Let $(A,\mathfrak m)$ be a complete Discrete Valuation Ring (complete w.r.t. the $\mathfrak m $-adic topology) with fraction field $K$. Let $\phi : A[[X_1,...,X_n]]\to K$ be an $A$-algebra homomorphism.
Then is it true that $\phi(X_i) \in \mathfrak m, \forall i=1,...,n$ ?
On
This is true. More generally, for any finite extension $K^\prime$ of $K$, any $A$-algebra map $A[[X_1,\ldots,X_n]]\to K^\prime$ has image in the valuation ring $A^\prime$ of $K^\prime$, and the induced map $A[[X_1,\ldots,X_n]]\to A^\prime$ is local (i.e., the $X_i$ are sent to elements of the maximal ideal of $A^\prime$).

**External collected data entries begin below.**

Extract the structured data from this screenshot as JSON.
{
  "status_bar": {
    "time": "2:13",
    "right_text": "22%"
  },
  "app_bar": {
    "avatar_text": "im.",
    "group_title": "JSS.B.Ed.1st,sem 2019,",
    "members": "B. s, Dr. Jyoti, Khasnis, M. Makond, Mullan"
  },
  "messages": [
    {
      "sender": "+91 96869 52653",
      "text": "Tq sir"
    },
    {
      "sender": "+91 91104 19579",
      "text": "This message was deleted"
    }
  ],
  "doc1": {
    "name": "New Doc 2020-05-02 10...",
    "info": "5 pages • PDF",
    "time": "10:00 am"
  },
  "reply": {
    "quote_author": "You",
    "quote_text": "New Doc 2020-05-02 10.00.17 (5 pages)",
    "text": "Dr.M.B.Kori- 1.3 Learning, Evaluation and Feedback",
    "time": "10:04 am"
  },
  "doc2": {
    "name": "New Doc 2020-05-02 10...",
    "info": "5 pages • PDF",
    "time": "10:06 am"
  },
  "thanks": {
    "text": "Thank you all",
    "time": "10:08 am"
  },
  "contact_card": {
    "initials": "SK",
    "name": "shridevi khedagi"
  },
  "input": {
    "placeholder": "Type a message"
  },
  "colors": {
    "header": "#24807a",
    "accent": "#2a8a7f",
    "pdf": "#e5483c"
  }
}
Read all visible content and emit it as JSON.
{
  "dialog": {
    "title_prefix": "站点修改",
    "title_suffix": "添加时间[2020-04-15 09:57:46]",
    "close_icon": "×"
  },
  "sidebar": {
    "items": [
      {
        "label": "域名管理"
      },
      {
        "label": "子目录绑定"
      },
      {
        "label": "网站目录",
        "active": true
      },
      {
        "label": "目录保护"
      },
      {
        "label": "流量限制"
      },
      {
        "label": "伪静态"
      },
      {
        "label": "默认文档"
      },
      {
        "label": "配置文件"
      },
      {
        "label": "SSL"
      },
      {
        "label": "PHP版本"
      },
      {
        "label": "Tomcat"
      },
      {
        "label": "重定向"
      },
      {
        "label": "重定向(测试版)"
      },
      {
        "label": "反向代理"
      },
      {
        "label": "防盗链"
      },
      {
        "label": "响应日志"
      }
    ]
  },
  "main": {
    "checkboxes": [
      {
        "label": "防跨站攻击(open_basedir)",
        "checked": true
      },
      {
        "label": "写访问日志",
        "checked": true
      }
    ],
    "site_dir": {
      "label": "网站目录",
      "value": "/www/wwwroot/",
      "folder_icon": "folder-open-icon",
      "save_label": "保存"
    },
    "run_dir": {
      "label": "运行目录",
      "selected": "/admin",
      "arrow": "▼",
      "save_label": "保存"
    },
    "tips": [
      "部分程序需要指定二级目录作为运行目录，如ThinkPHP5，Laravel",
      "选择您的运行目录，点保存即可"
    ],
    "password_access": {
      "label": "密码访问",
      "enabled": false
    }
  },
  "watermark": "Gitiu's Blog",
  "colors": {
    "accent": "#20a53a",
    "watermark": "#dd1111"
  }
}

To prove this, first note that $A$-algebra maps $A[[X_1,\ldots,X_n]]\to K^\prime$ are in natural bijection with $A^\prime$-algebra maps
$$A^\prime[[X_1,\ldots,X_n]]=A^\prime\otimes_AA[[X_1,\ldots,X_n]]\to K^\prime,$$
where the first identification is valid because $A^\prime$ is a finite free $A$-module (the analogous identity with $K^\prime$ in place of $A^\prime$ is not valid for $n\geq 1$). So we may assume $K=K^\prime$ (hence also $A=A^\prime$), and consider an $A$-algebra map $A[[X_1,\ldots,X_n]]\to K$. If we can show that this map necessarily sends each $X_i$ to an element in the maximal ideal $\mathfrak{m}$ of $A$, then completeness of $A$ can be used to deduce that the image of the map is contained in $A$, so it is enough to verify the former claim. Moreover, this claim holds if and only if the analogous claim holds for the $n$ compositions
$$A[[X_i]]\hookrightarrow A[[X_1,\ldots,X_n]]\to K,$$
(here $1\leq i\leq n$). Thus we may also assume that $n=1$, in which case we can apply the structure theory of the $2$-dimensional regular local ring $A[[X_1]]$ (especially the Weierstrass Preparation Theorem). The kernel of $A[[X_1]]\to K$ must be nonzero because $K\otimes_AA[[X_1]]$ is an infinite-dimensional $K$-vector space. Therefore the kernel contains a height one prime ideal, and any such ideal is generated by a "distinguished polynomial" $f\in A[X_1]$ (this is a monic polynomial of positive degree whose lower-degree coefficients lie in $\mathfrak{m}$). The division algorithm for $A[[X_1]]$ shows that for such an $f$, the natural map $A[X_1]/(f)\hookrightarrow A[[X_1]]/(f)$ is an isomorphism, so the map in question can be thought of as an $A$-algebra map $A[X_1]/(f)\to K$. Thus the image $a_1$ of $X_1$ in $K$ is a root of $f$. Because $f$ is monic and $A$ is integrally closed, we must have $a_1\in A$, and since the lower-degree coefficients of $f$ are in $\mathfrak{m}$, we may conclude that $a_1$ is as well.
Let $\pi$ be a uniformizer of $A$. Suppose $\phi(X_{i}) = u/\pi^{m}$ for some $u \in A^{\times}$ and $m \ge 0$. Then $\pi^{m}X_{i}-u$ is a unit of $A[[X_{1},\dotsc,X_{n}]]$ that gets mapped to $0$ in $K$, contradiction.